Da notare il terminare della cantata sincronizzato al momento della chiusura della finestra.
Arriva Tosca, che ha ricevuto un biglietto di Scarpia, il quale inizia la sua tortura psicologica “mi torturate l’anima” facendo in modo che ella possa udire le urla di Mario. Stremata dalle grida Tosca rivela a Scarpia il nascondiglio dell'evaso “nel pozzo, nel giardino”.
Quando Mario, apprende che Tosca ha parlato la scaccia. Ma arriva un messo ad annunciare la vittoria di Napoleone a Marengo. A questo annuncio Mario inneggia ad alta voce “L’alba vindice appar che fa tutto tremar … crollano tirannidi”.
Scarpia lo invia a morte, ed invano Tosca gli chiede di concederle la grazia.
Il barone acconsente solo a patto che Tosca gli si conceda. Inorridita Tosca pensa alla sua vita “Vissi d'arte, vissi d'amore”. Quando acconsente, Scarpia finge di dare ordini a Spoletta, con gesti d'intesa fa credere che la fucilazione sarà simulata, con i fucili caricati a salve.
Le compila un salvacondotto per raggiungere Civitavecchia e fuggire via pel mar. Ma quandosi avvicina a Tosca questa disperata lo uccide con un coltello trovato sul tavolo.
Prima di fuggire deve prendere il salvacondotto che purtroppo è rimasto nella mano del cadavere e finalmente esce.
Atto III Terrazzo di Castel Sant’Angelo
È l'alba, Puccini descrive magnificamente l’alba su Roma con suoni evocativi ed inserisce anche uno stornello in romanesco “Io de sospiri”, cantato da un giovane pastorello mentre in lontananza suonano le campane.
Sui bastioni di Castel Sant'Angelo, Mario è ormai pronto a morire, chiede al Carceriere di poter scrivere una lettera ad una persona cara e gli dona un suo anello perché gliela consegni. Inizia così a scrivere l'ultima lettera d'amore a Tosca, ma, viene sopraffatto dal ricordo delle loro notti d’amore e non riesce a terminarla “E lucevan le stelle”.
Floria arriva inaspettata e spiega a Mario di essere riuscita ad uccidere Scarpia “O dolci mani pietose e pure” e gli mostra il salvacondotto, quindi lo informa della fucilazione simulata.

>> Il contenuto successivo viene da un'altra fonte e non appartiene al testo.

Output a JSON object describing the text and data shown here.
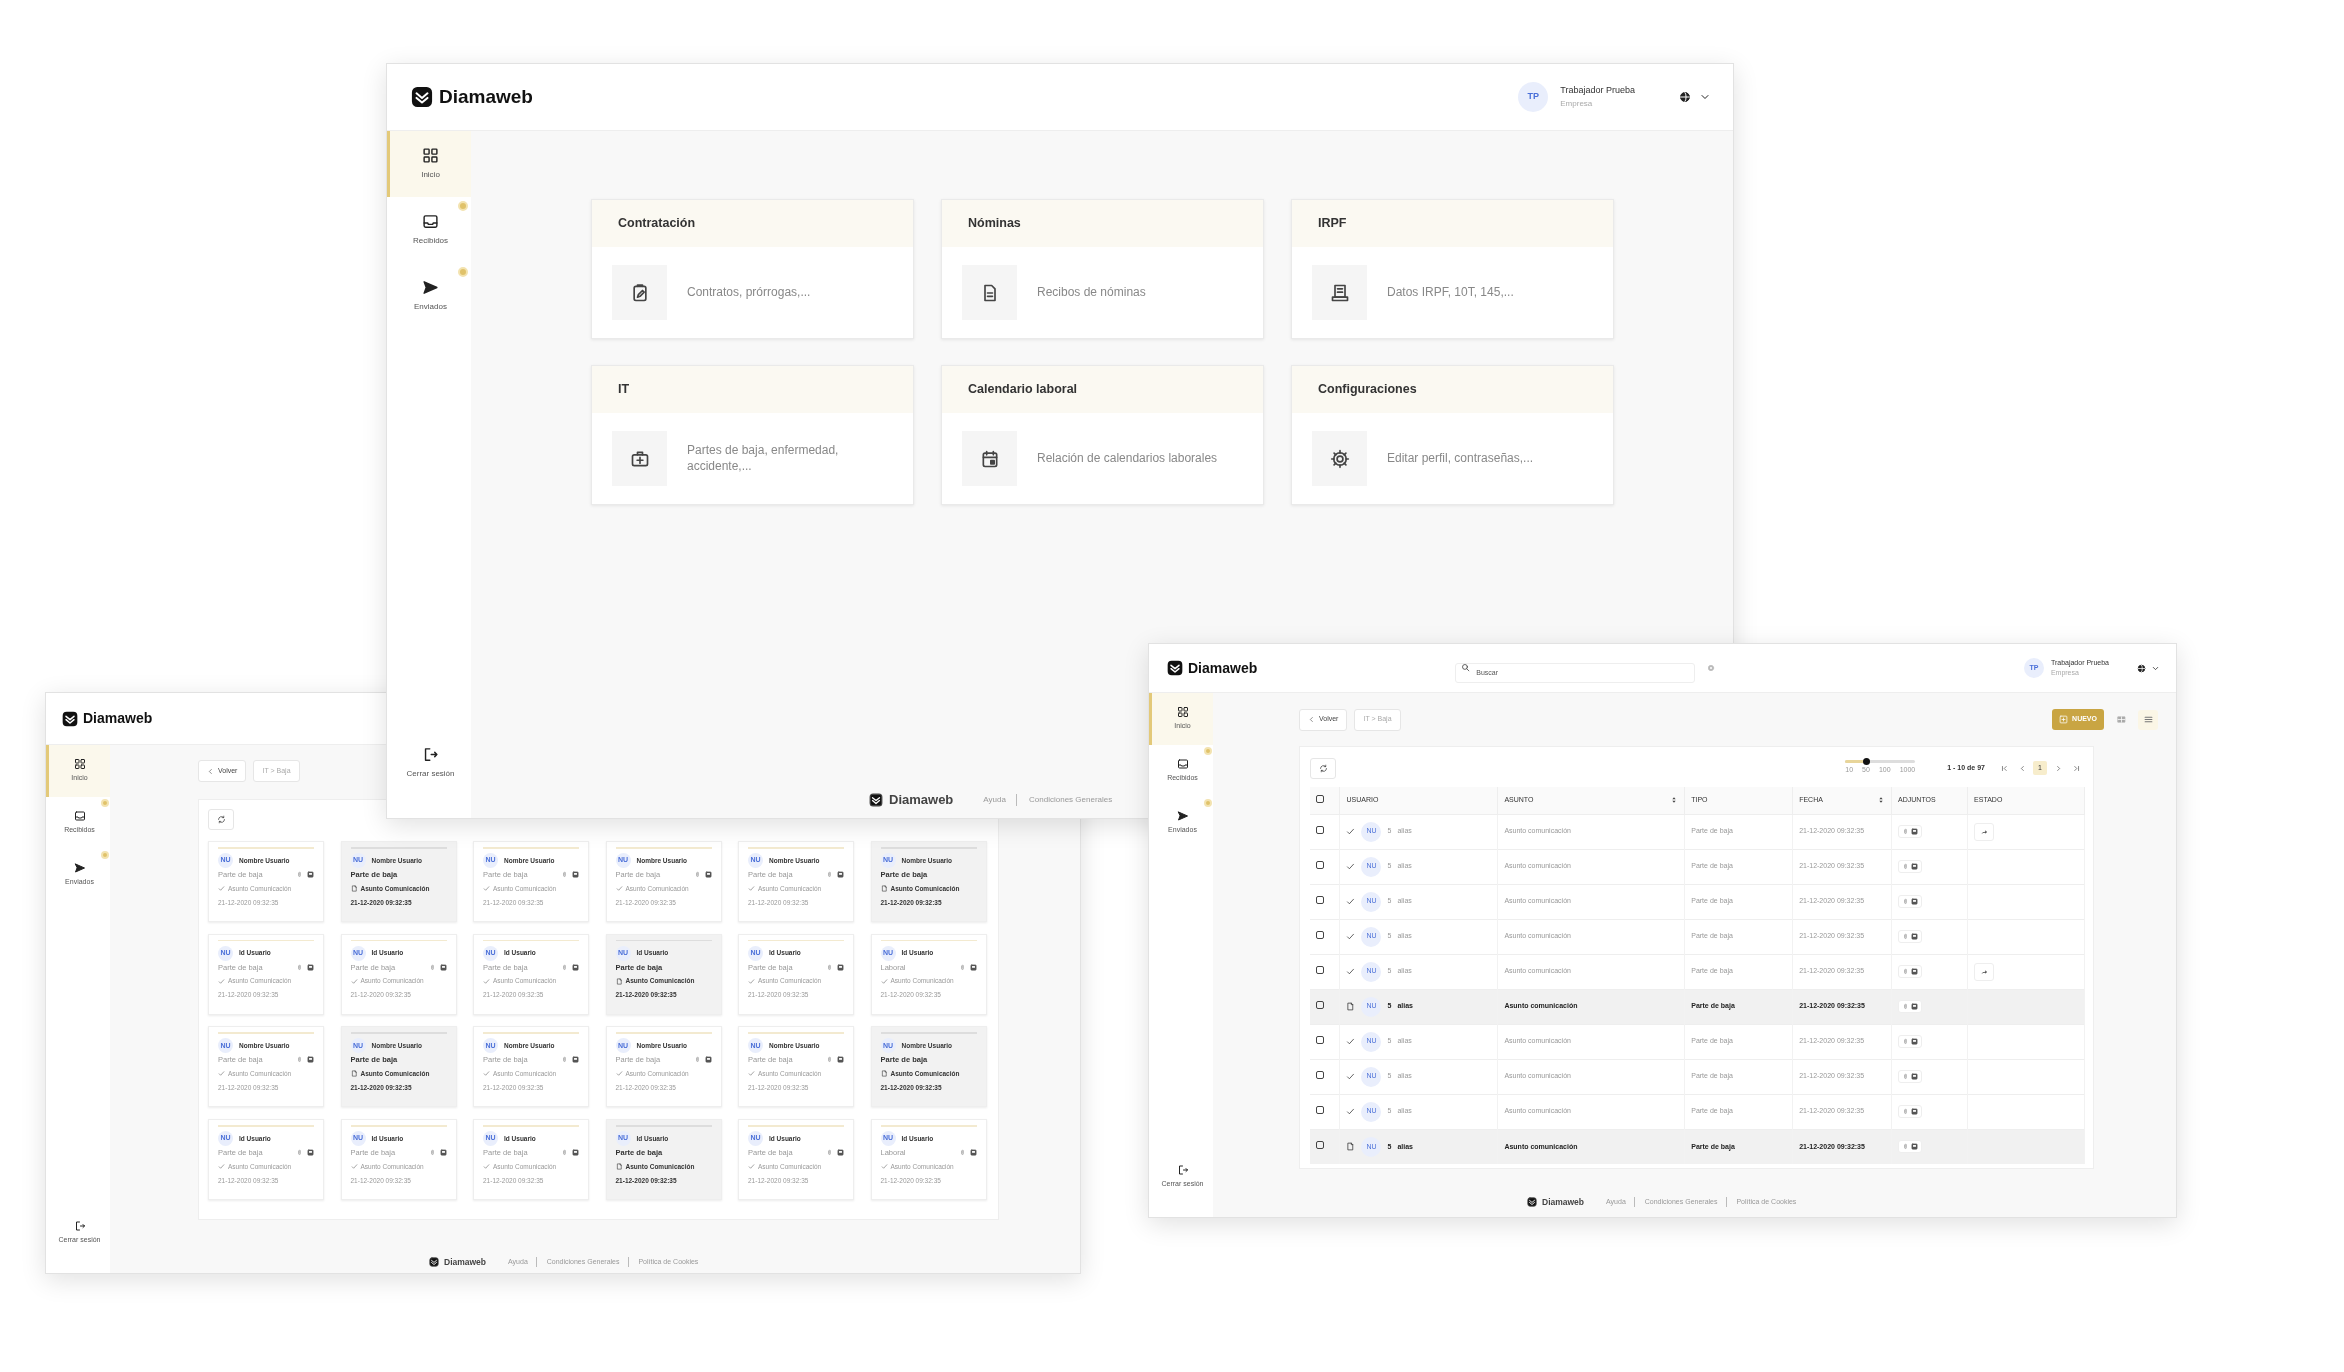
{
  "windows": [
    {
      "kind": "home",
      "brand": "Diamaweb",
      "user": {
        "initials": "TP",
        "name": "Trabajador Prueba",
        "company": "Empresa"
      },
      "sidebar": {
        "items": [
          {
            "label": "Inicio",
            "selected": true,
            "notified": false
          },
          {
            "label": "Recibidos",
            "selected": false,
            "notified": true
          },
          {
            "label": "Enviados",
            "selected": false,
            "notified": true
          }
        ],
        "logout": "Cerrar sesión"
      },
      "sections": [
        {
          "title": "Contratación",
          "text": "Contratos, prórrogas,..."
        },
        {
          "title": "Nóminas",
          "text": "Recibos de nóminas"
        },
        {
          "title": "IRPF",
          "text": "Datos IRPF, 10T, 145,..."
        },
        {
          "title": "IT",
          "text": "Partes de baja, enfermedad, accidente,..."
        },
        {
          "title": "Calendario laboral",
          "text": "Relación de calendarios laborales"
        },
        {
          "title": "Configuraciones",
          "text": "Editar perfil, contraseñas,..."
        }
      ],
      "footer": {
        "brand": "Diamaweb",
        "links": [
          "Ayuda",
          "Condiciones Generales"
        ]
      }
    },
    {
      "kind": "tiles",
      "brand": "Diamaweb",
      "sidebar": {
        "items": [
          {
            "label": "Inicio",
            "selected": true,
            "notified": false
          },
          {
            "label": "Recibidos",
            "selected": false,
            "notified": true
          },
          {
            "label": "Enviados",
            "selected": false,
            "notified": true
          }
        ],
        "logout": "Cerrar sesión"
      },
      "back": "Volver",
      "breadcrumb": "IT > Baja",
      "cards": [
        {
          "initials": "NU",
          "name": "Nombre Usuario",
          "type": "Parte de baja",
          "subject": "Asunto Comunicación",
          "date": "21-12-2020 09:32:35",
          "read": true
        },
        {
          "initials": "NU",
          "name": "Nombre Usuario",
          "type": "Parte de baja",
          "subject": "Asunto Comunicación",
          "date": "21-12-2020 09:32:35",
          "read": false
        },
        {
          "initials": "NU",
          "name": "Nombre Usuario",
          "type": "Parte de baja",
          "subject": "Asunto Comunicación",
          "date": "21-12-2020 09:32:35",
          "read": true
        },
        {
          "initials": "NU",
          "name": "Nombre Usuario",
          "type": "Parte de baja",
          "subject": "Asunto Comunicación",
          "date": "21-12-2020 09:32:35",
          "read": true
        },
        {
          "initials": "NU",
          "name": "Nombre Usuario",
          "type": "Parte de baja",
          "subject": "Asunto Comunicación",
          "date": "21-12-2020 09:32:35",
          "read": true
        },
        {
          "initials": "NU",
          "name": "Nombre Usuario",
          "type": "Parte de baja",
          "subject": "Asunto Comunicación",
          "date": "21-12-2020 09:32:35",
          "read": false
        },
        {
          "initials": "NU",
          "name": "Id Usuario",
          "type": "Parte de baja",
          "subject": "Asunto Comunicación",
          "date": "21-12-2020 09:32:35",
          "read": true
        },
        {
          "initials": "NU",
          "name": "Id Usuario",
          "type": "Parte de baja",
          "subject": "Asunto Comunicación",
          "date": "21-12-2020 09:32:35",
          "read": true
        },
        {
          "initials": "NU",
          "name": "Id Usuario",
          "type": "Parte de baja",
          "subject": "Asunto Comunicación",
          "date": "21-12-2020 09:32:35",
          "read": true
        },
        {
          "initials": "NU",
          "name": "Id Usuario",
          "type": "Parte de baja",
          "subject": "Asunto Comunicación",
          "date": "21-12-2020 09:32:35",
          "read": false
        },
        {
          "initials": "NU",
          "name": "Id Usuario",
          "type": "Parte de baja",
          "subject": "Asunto Comunicación",
          "date": "21-12-2020 09:32:35",
          "read": true
        },
        {
          "initials": "NU",
          "name": "Id Usuario",
          "type": "Laboral",
          "subject": "Asunto Comunicación",
          "date": "21-12-2020 09:32:35",
          "read": true
        },
        {
          "initials": "NU",
          "name": "Nombre Usuario",
          "type": "Parte de baja",
          "subject": "Asunto Comunicación",
          "date": "21-12-2020 09:32:35",
          "read": true
        },
        {
          "initials": "NU",
          "name": "Nombre Usuario",
          "type": "Parte de baja",
          "subject": "Asunto Comunicación",
          "date": "21-12-2020 09:32:35",
          "read": false
        },
        {
          "initials": "NU",
          "name": "Nombre Usuario",
          "type": "Parte de baja",
          "subject": "Asunto Comunicación",
          "date": "21-12-2020 09:32:35",
          "read": true
        },
        {
          "initials": "NU",
          "name": "Nombre Usuario",
          "type": "Parte de baja",
          "subject": "Asunto Comunicación",
          "date": "21-12-2020 09:32:35",
          "read": true
        },
        {
          "initials": "NU",
          "name": "Nombre Usuario",
          "type": "Parte de baja",
          "subject": "Asunto Comunicación",
          "date": "21-12-2020 09:32:35",
          "read": true
        },
        {
          "initials": "NU",
          "name": "Nombre Usuario",
          "type": "Parte de baja",
          "subject": "Asunto Comunicación",
          "date": "21-12-2020 09:32:35",
          "read": false
        },
        {
          "initials": "NU",
          "name": "Id Usuario",
          "type": "Parte de baja",
          "subject": "Asunto Comunicación",
          "date": "21-12-2020 09:32:35",
          "read": true
        },
        {
          "initials": "NU",
          "name": "Id Usuario",
          "type": "Parte de baja",
          "subject": "Asunto Comunicación",
          "date": "21-12-2020 09:32:35",
          "read": true
        },
        {
          "initials": "NU",
          "name": "Id Usuario",
          "type": "Parte de baja",
          "subject": "Asunto Comunicación",
          "date": "21-12-2020 09:32:35",
          "read": true
        },
        {
          "initials": "NU",
          "name": "Id Usuario",
          "type": "Parte de baja",
          "subject": "Asunto Comunicación",
          "date": "21-12-2020 09:32:35",
          "read": false
        },
        {
          "initials": "NU",
          "name": "Id Usuario",
          "type": "Parte de baja",
          "subject": "Asunto Comunicación",
          "date": "21-12-2020 09:32:35",
          "read": true
        },
        {
          "initials": "NU",
          "name": "Id Usuario",
          "type": "Laboral",
          "subject": "Asunto Comunicación",
          "date": "21-12-2020 09:32:35",
          "read": true
        }
      ],
      "footer": {
        "brand": "Diamaweb",
        "links": [
          "Ayuda",
          "Condiciones Generales",
          "Política de Cookies"
        ]
      }
    },
    {
      "kind": "table",
      "brand": "Diamaweb",
      "search": {
        "placeholder": "Buscar"
      },
      "user": {
        "initials": "TP",
        "name": "Trabajador Prueba",
        "company": "Empresa"
      },
      "sidebar": {
        "items": [
          {
            "label": "Inicio",
            "selected": true,
            "notified": false
          },
          {
            "label": "Recibidos",
            "selected": false,
            "notified": true
          },
          {
            "label": "Enviados",
            "selected": false,
            "notified": true
          }
        ],
        "logout": "Cerrar sesión"
      },
      "back": "Volver",
      "breadcrumb": "IT > Baja",
      "new_button": "NUEVO",
      "views": [
        {
          "kind": "grid",
          "selected": false
        },
        {
          "kind": "list",
          "selected": true
        }
      ],
      "page_size": {
        "level": 0.3,
        "ticks": [
          "10",
          "50",
          "100",
          "1000"
        ]
      },
      "pagination": {
        "range": "1 - 10 de 97",
        "pages": [
          {
            "label": "1",
            "selected": true
          }
        ]
      },
      "select_all": {
        "checked": false
      },
      "columns": [
        {
          "label": "USUARIO",
          "sortable": false
        },
        {
          "label": "ASUNTO",
          "sortable": true
        },
        {
          "label": "TIPO",
          "sortable": false
        },
        {
          "label": "FECHA",
          "sortable": true
        },
        {
          "label": "ADJUNTOS",
          "sortable": false
        },
        {
          "label": "ESTADO",
          "sortable": false
        }
      ],
      "rows": [
        {
          "checked": false,
          "read": true,
          "initials": "NU",
          "count": "5",
          "alias": "alias",
          "subject": "Asunto comunicación",
          "type": "Parte de baja",
          "date": "21-12-2020 09:32:35",
          "forwarded": true
        },
        {
          "checked": false,
          "read": true,
          "initials": "NU",
          "count": "5",
          "alias": "alias",
          "subject": "Asunto comunicación",
          "type": "Parte de baja",
          "date": "21-12-2020 09:32:35",
          "forwarded": false
        },
        {
          "checked": false,
          "read": true,
          "initials": "NU",
          "count": "5",
          "alias": "alias",
          "subject": "Asunto comunicación",
          "type": "Parte de baja",
          "date": "21-12-2020 09:32:35",
          "forwarded": false
        },
        {
          "checked": false,
          "read": true,
          "initials": "NU",
          "count": "5",
          "alias": "alias",
          "subject": "Asunto comunicación",
          "type": "Parte de baja",
          "date": "21-12-2020 09:32:35",
          "forwarded": false
        },
        {
          "checked": false,
          "read": true,
          "initials": "NU",
          "count": "5",
          "alias": "alias",
          "subject": "Asunto comunicación",
          "type": "Parte de baja",
          "date": "21-12-2020 09:32:35",
          "forwarded": true
        },
        {
          "checked": false,
          "read": false,
          "initials": "NU",
          "count": "5",
          "alias": "alias",
          "subject": "Asunto comunicación",
          "type": "Parte de baja",
          "date": "21-12-2020 09:32:35",
          "forwarded": false
        },
        {
          "checked": false,
          "read": true,
          "initials": "NU",
          "count": "5",
          "alias": "alias",
          "subject": "Asunto comunicación",
          "type": "Parte de baja",
          "date": "21-12-2020 09:32:35",
          "forwarded": false
        },
        {
          "checked": false,
          "read": true,
          "initials": "NU",
          "count": "5",
          "alias": "alias",
          "subject": "Asunto comunicación",
          "type": "Parte de baja",
          "date": "21-12-2020 09:32:35",
          "forwarded": false
        },
        {
          "checked": false,
          "read": true,
          "initials": "NU",
          "count": "5",
          "alias": "alias",
          "subject": "Asunto comunicación",
          "type": "Parte de baja",
          "date": "21-12-2020 09:32:35",
          "forwarded": false
        },
        {
          "checked": false,
          "read": false,
          "initials": "NU",
          "count": "5",
          "alias": "alias",
          "subject": "Asunto comunicación",
          "type": "Parte de baja",
          "date": "21-12-2020 09:32:35",
          "forwarded": false
        }
      ],
      "footer": {
        "brand": "Diamaweb",
        "links": [
          "Ayuda",
          "Condiciones Generales",
          "Política de Cookies"
        ]
      }
    }
  ]
}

Scherzando, gli raccomanda di fingere bene la morte “Come la Tosca in teatro”.
Per un momento sperano ancora di avere un avvenire insieme “Trionfal, di nova speme l'anima freme in celestial crescente ardor.”
Ma purtroppo Mario viene fucilato veramente e Tosca, sconvolta e inseguita dagli sbirri che hanno trovato il cadavere di Scarpia, gridando
“O Scarpia, avanti a Dio!”
si getta dagli spalti del castello.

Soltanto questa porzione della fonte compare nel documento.